Wiseman also has explanations for the likes of psychic readings (“they tend to be very general statements and people are very good at reading meaning into them”) and for out-of-body experiences.

“This is the notion that you’ve left your body and you can see it or are flying above. Lots of people adopt all sorts of spiritual beliefs based on it,” he says. “Now there’s lots of research to show you can generate these sensations once your brain loses the tactile sense of where you are. If you take that away – for example, if you’ve been given drugs or anaesthetic or you’ve been lying down for a long period of time – your brain can only rely on visual imagination.
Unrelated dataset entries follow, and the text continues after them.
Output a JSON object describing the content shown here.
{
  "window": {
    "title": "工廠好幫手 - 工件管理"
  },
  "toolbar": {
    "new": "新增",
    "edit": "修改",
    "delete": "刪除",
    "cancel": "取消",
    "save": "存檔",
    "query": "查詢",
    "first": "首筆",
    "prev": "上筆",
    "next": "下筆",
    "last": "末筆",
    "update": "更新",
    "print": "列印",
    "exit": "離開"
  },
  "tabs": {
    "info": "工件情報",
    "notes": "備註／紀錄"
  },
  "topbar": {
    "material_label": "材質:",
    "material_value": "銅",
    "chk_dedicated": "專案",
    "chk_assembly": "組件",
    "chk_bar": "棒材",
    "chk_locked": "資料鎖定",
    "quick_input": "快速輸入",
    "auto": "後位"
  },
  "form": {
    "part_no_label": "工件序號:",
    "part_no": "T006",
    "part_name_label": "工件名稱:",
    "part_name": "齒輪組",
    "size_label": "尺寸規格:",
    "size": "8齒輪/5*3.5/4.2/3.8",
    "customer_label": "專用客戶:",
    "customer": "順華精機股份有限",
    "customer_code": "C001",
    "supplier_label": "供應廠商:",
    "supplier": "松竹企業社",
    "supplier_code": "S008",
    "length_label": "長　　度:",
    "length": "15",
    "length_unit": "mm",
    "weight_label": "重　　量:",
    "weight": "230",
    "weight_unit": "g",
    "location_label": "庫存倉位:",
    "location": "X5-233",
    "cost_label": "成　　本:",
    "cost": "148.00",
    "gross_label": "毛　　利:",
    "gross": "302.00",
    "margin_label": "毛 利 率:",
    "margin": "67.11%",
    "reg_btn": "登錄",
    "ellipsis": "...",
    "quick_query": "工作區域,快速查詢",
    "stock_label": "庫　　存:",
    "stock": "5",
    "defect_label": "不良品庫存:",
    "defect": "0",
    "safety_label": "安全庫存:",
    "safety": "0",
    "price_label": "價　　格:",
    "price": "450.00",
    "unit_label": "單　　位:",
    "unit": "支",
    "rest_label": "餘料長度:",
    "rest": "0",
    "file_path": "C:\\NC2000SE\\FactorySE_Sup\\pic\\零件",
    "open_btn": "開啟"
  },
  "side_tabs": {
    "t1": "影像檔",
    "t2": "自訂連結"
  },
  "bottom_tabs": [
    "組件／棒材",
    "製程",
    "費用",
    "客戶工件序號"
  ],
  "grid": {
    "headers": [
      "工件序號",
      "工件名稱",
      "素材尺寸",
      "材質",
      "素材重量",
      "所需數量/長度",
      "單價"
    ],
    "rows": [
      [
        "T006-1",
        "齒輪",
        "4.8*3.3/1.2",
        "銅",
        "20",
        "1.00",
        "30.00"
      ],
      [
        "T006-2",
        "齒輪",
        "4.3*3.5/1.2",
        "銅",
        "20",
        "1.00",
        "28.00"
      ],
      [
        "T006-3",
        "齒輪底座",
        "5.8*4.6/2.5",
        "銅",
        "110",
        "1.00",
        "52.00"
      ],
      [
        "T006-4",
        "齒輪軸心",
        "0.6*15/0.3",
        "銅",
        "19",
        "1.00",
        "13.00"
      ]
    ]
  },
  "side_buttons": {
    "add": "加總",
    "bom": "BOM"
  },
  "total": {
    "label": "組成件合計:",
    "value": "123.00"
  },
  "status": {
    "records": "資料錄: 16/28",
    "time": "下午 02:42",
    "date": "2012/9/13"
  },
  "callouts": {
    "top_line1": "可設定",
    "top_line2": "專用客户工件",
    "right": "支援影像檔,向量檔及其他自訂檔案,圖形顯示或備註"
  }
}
If you’ve got a good imagination, it’s very easy for your body to think it’s somewhere else.”

What Wiseman’s book is trying to do, he says, is simply look at the other side of the psychic story.

“There is a huge amount of literature saying psychics can do amazing things or that dreams can ­predict the future but my research is an attempt to say there’s no need to buy in to all of that. There’s a psychology to all this paranormal activity and there’s no need to be scared – neither is there a need to trust your future to psychics. You can actually take control and understand what is going on in your mind when these type of events happen.”

He adds he is staggered that his book is proving controversial. “This is 2011,” he says. “We shouldn’t be thinking in terms of magical forces, or pixies. We should just be thinking in terms of science and technology.”